Таша шла с закрытыми глазами.
А потом, когда время уже готово было окончательно размыться в бесконечность, лицо вдруг обдул влажный ветер, и Джеми понял, что девушка остановилась в паре шагов от ручья.
Ручей, как всегда, вынырнул внезапно — а с ним пришли и сопутствующие ощущения. Правда, для Джеми это был не ручей вовсе, а бурно ревущая речушка, порожисто катившая пенистые воды по каменистому руслу-ущелью, плевавшаяся в лицо ледяными брызгами. Утешало то, что до дна было всего-то аршинов семь, да и мост виднелся весьма благонадёжно — пусть и не затейливо-резной, а грубо сложенный из каменных плит на каменных же опорах.
Потом пришло внезапное осознание, что это всё отчётливо виднеется.
А после наступило понимание того простого факта, что ночь сменилась рассветной серостью. Или предрассветной…
Говорят, что темнее всего перед рассветом. Но та предрассветная пора, когда солнце подбирается к горизонту снизу, определённо самой тёмной не является. Она является… серой. И серость-то всегда и была самой опасной. Не свет. Не тьма. Что-то между ними.

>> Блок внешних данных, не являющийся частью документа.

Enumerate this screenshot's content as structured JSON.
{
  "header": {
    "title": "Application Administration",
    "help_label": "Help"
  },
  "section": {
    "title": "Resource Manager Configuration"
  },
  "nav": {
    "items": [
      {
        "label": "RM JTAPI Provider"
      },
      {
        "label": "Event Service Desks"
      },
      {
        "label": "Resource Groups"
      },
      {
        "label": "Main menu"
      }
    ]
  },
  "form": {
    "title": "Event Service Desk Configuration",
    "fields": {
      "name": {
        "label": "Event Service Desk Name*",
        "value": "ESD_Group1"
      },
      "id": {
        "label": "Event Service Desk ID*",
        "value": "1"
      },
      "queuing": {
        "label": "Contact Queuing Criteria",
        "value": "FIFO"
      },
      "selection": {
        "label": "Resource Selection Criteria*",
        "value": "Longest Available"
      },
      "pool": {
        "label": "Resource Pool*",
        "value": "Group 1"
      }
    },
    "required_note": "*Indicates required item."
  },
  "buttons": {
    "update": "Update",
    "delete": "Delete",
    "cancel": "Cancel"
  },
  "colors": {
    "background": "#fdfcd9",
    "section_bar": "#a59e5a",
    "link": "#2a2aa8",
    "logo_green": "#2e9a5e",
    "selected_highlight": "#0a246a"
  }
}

Все маги знают, что опаснее всего вещи на грани.
Таша этого не знала, но чувствовала.
Она стояла на краю ручья, тускло посверкивающего в распускающемся свете, и на краю бездны, где плескалась меж краёв сизая мгла. Она чувствовала на щеках тёплый мягкий ветер — и ветер холодный и резкий, ощущала краски цветущего вереска — и вереск серый, жёсткий и колючий, видела светлеющее предрассветное небо — и небо тёмное, тяжёлое, мглистое…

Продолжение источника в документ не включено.